COMPLETELY off topic- but WHO FLUSHES PADS?!

Even when I was young and had just gotten my period it never even occurred to me to attempt to flush something large like that.

I REALLY hope this gets better for you soon. I think no matter what you do, you need to be VERY adamant to your landlord that this is NO LONGER an acceptable solution and you are taking steps to fix this because this is NOT OKAY. Let us know what happens!
COMPLETELY off topic- but WHO FLUSHES PADS?!

That's what I was wondering. Even if somehow the size didn't set off alarm bells (somehow ... ), there's also the fact that most have adhesive on the back, wouldn't one worry that it'd stick to the side of the toilet (inside) or pipe? Yeesh, people are stupid.

And someone else mentioned somebody having flushed washcloths, too! What in the world?!?

OP, I'm sorry, I have nothing useful to add, but it looks like you've gotten lots of good information - so good luck, and tell us what comes of it!
We recently had our main lines (the major outflow pipe from the house to the road) flushed here in Massachusetts. It cost around $350 or so. So, for someone who has the right tools (a main line cleaner, not a regular plumber) it was an easy job and not terribly expensive. Maybe show your landlord some estimates from a few different companies. If it's a building-wide problem a few hundred dollars seems very cheap.

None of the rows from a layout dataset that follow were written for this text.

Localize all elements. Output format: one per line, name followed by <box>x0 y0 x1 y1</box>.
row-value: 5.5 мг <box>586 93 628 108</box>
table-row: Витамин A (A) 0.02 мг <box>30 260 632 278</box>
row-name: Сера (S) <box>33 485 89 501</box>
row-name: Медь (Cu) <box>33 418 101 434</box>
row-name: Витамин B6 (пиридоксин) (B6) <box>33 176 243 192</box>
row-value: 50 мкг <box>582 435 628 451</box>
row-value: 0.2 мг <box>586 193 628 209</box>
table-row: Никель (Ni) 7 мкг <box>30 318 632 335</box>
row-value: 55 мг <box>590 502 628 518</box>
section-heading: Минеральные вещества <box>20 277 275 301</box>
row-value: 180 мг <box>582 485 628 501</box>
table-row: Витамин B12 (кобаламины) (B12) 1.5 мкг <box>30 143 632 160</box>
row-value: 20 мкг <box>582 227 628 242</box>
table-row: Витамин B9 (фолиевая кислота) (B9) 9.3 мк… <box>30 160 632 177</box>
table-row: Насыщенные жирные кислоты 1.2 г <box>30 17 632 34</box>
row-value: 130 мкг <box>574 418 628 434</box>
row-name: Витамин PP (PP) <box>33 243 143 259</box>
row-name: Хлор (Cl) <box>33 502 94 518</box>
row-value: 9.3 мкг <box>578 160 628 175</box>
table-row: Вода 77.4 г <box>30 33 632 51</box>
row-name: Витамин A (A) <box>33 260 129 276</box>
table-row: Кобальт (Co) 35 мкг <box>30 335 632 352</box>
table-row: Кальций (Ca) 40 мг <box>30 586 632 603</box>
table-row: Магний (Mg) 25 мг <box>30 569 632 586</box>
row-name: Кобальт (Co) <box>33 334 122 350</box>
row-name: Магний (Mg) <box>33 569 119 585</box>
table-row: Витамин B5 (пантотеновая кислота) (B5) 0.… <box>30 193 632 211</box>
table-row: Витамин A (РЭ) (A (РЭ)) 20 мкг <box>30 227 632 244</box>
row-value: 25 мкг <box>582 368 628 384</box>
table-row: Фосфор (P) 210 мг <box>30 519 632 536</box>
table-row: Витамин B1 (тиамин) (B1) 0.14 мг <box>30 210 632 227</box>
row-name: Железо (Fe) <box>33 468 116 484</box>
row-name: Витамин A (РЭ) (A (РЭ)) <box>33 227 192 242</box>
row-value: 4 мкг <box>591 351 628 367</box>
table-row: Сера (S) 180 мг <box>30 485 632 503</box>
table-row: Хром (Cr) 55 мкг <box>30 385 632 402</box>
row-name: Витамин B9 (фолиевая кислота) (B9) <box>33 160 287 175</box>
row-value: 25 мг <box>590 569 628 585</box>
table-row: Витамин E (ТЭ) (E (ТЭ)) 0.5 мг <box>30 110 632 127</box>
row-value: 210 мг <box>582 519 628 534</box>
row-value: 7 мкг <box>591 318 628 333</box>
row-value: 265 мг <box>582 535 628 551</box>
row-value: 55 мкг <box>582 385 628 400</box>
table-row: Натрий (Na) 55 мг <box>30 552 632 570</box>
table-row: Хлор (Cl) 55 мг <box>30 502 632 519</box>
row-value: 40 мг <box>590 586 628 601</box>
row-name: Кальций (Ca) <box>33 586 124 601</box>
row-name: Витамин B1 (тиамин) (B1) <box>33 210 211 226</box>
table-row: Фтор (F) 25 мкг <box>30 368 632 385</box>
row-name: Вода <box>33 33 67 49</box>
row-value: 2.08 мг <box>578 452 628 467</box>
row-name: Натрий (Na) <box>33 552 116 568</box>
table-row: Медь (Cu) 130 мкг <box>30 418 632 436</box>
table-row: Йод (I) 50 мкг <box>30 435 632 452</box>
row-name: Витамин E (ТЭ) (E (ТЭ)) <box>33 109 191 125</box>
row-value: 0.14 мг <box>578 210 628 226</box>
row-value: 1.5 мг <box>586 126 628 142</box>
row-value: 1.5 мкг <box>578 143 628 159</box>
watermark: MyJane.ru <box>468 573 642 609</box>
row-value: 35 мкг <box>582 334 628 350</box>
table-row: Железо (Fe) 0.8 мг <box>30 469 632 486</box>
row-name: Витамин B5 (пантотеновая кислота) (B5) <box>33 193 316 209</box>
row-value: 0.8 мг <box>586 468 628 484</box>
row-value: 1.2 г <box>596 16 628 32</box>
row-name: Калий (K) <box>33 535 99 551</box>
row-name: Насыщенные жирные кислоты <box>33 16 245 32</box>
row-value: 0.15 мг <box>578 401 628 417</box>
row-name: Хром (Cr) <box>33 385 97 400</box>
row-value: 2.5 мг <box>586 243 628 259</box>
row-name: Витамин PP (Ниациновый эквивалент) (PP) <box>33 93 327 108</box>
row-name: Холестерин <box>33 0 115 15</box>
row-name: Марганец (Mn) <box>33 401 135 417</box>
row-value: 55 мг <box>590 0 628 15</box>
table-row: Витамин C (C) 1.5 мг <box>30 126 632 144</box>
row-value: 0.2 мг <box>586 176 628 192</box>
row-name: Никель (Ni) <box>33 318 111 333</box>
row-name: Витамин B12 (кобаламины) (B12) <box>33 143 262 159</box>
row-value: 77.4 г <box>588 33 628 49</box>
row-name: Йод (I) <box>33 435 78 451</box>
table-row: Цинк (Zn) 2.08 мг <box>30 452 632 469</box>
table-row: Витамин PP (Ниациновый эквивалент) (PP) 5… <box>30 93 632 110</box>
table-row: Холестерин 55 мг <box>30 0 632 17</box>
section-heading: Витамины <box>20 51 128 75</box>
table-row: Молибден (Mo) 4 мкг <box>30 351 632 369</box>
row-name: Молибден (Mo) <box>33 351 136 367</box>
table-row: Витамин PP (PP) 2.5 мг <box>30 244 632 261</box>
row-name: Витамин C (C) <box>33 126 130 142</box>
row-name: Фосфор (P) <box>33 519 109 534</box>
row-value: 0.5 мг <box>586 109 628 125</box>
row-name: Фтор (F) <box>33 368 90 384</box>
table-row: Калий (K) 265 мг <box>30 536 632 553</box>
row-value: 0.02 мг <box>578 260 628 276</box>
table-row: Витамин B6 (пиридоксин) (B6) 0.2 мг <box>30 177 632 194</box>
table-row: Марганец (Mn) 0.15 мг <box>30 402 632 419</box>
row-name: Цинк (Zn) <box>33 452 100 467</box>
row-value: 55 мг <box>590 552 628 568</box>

Though this isn't really a court-interest thing, when I had trouble with a landlord in Boston the Harvard Small Claims Advisory Board was extremely kind and helpful. I had no knowledge of landlord-tenant law and they were very prompt and responding and helped me look up the pertinent information in all sections of MGL. They are a free service and I can't recommend it enough.
http://masmallclaims.org/
I am so sorry. We just went through this same problem, in a rental house where we are the only tenants but the landord is a student and wasn't really equipped to deal with this problem quickly. We ended up calling Roto-Rooter and having the line snaked (kept the receipt and she took the amount off the next month's rent) and then not being able to flush solids or take long showers for two weeks while she got estimates to fix the problem (no grade in the line that runs from the house to the sewer line). We got very familiar with the stores in the area that stayed open late. I took in a couple late-night movies so I'd have access to a toilet. I wish you luck. Hang in there and definitely contact your Health Department. At the very least you should get a reduction in your rent due to loss of use. Check for tenants' rights organizations in your area that can give you legal tips on how to proceed. I know in our state there is a requirement that landlords address issues of this nature within 24-72 hours. No one should have to live like this.
Just want to offer you my sympathy. I used to live in a basement apartment in an old building and this happened to me too, a few times over the course of a couple of years. Our landlord was good about getting someone out really quickly and we deducted rubbber gloves, bleach, a new bathmat, and a new mop from our rent (with prior approval from him) each time it happened. There were problems with tree roots and also other people in our building flushing tampons. Good luck and I hope you get it sorted out soon.